A chair would be a collection of carbon atoms on another planet, because it is contingent. 2+2=4 would still be true on another planet. Even if nobody is around to express it, even if nobody is around to count, even if nobody is around to invent squiggly lines, even if nobody is around to invent numerical systems, "2+2=4" is a proposition, which means that it is capable of being true or false, and it would still be true on another planet. You seem to be getting the numerical expression of the underlying proposition mixed up with the proposition itself.

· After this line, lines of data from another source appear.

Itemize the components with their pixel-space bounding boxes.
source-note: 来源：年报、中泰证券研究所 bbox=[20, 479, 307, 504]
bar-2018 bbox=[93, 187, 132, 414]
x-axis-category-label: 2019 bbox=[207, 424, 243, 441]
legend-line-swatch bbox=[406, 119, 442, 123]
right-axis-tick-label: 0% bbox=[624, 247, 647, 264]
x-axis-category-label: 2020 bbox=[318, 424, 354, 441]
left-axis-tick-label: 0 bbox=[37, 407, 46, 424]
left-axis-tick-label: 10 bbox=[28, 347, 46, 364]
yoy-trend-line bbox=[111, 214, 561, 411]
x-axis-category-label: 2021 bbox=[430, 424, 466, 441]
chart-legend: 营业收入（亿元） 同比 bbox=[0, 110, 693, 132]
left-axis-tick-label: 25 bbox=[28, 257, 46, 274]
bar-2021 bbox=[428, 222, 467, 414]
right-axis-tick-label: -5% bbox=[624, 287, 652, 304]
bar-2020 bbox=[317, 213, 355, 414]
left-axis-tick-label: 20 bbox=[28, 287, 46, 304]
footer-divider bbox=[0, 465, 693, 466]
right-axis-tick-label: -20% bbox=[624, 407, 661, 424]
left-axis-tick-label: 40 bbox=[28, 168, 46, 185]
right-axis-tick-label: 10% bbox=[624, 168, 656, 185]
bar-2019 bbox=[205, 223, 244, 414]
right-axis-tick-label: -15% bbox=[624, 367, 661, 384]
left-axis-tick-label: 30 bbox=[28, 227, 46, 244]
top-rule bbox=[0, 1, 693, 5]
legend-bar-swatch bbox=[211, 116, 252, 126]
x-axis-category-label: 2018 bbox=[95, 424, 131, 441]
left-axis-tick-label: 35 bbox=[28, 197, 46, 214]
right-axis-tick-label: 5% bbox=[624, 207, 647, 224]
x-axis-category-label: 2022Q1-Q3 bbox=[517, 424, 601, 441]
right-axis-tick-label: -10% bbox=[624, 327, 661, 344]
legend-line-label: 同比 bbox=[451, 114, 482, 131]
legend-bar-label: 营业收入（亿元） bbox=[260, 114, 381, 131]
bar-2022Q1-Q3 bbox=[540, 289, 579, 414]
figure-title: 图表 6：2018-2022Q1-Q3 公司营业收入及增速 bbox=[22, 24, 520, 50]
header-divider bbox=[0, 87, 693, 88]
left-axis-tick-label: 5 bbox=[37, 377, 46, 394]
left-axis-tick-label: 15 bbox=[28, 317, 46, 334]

ReplyDeleteThe point is that propositions are divided into those that are necessary and those that are contingent, and "things that begin to exist" refers to contingent propositions, and "things that do not begin to exist" refer to necessary propositions. The proposition to which the symbols "2+2=4" refers to is a necessary proposition. It is logically absurd for it to be anything else. We invent the symbols and give them meaning, but we do not invent the underlying mathematical propositions. This is why math is a good universal language to communicate with ETs, should they exist, because it exists "out there", objectively, independently of whether anyone is aware of it or not.
There are good objections to Kalam, but disputing basic philosophy is not one of them. In doing this you would be at odds with most philosophers, atheists included.